これは形式的にはドキュメンタリーですが、会話を要望通りに再現しているため、本当の一瞬を切り取ったものではありません。それでもこれはフィクションではなく、脚本の無いノンフィクションであり、語っている内容も感情も垣間見える人間性も、すべて住人たちが自ら紡ぎ出したものであり真実です。実際は事前にヒアリングし、聞き取った内容から再現して欲しい会話を抜粋し、別の場所で別の人と会話してもらう。それを場所や人を変えながら何度も撮影する。その中から最も良い映像を抽出し、つなぎ合わせ、映像と音響を同期させて作られています。

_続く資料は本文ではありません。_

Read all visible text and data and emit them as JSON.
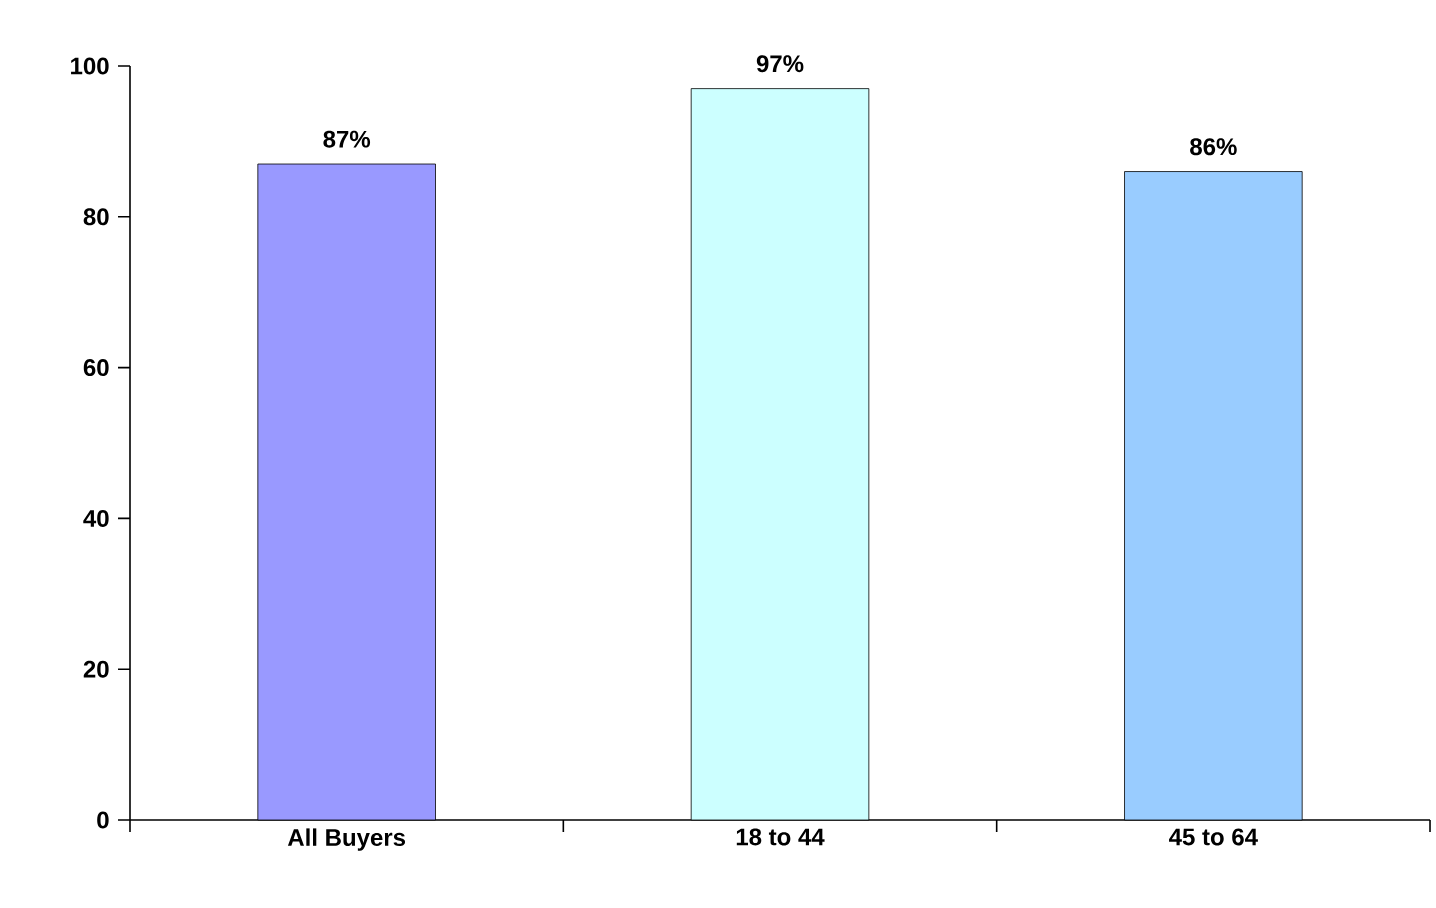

だから会話や仕草が自然ではありませんが、脚本はなく偽物でもなく、我々が観ているのは実際の “生活” と “感情” と “声” なのです。そして、様々な年代、様々なルーツ、様々な民族、様々な言語、様々な宗教の人々が争うことなく共存しており、不満を持ちつつも寛容さと意識の高さによって平和を維持している姿を映し出します。しかし、不安定なバランスを取りながら何とか作り上げたその平和を乱すのは、常に “政治的な外的要因” ということも付け加える必要があります。
ホセ・ルイス・ゲリン監督の『シルビアのいる街で』で主人公は記憶の中の女性をスケッチしていましたが、この映画では人々の記憶をゲリン監督自らが映像として残そうとしたのかもしれません。また、音響映画『Sirāt(シラート)』も担当したアマンダ・ビリャビエハが、今回もホセ・ルイス・ゲリン監督とタッグを組み、音響によってドキュメンタリータッチの映像に豊かな命を吹き込みます。音源はすべて現地でサンプリングされたものですが、映像と同時ではなく別タイミングでサンプリングした様々な音を映像に同期させているのです。だからやたらと川の音や鉄道や高速道路の音がクリアで大きく聞こえ、音響によって空間を再構築しているので、まるでその場にいるかのように臨場感が増すのです。
ホセ・ルイス・ゲリン監督、すばらしい作品でした。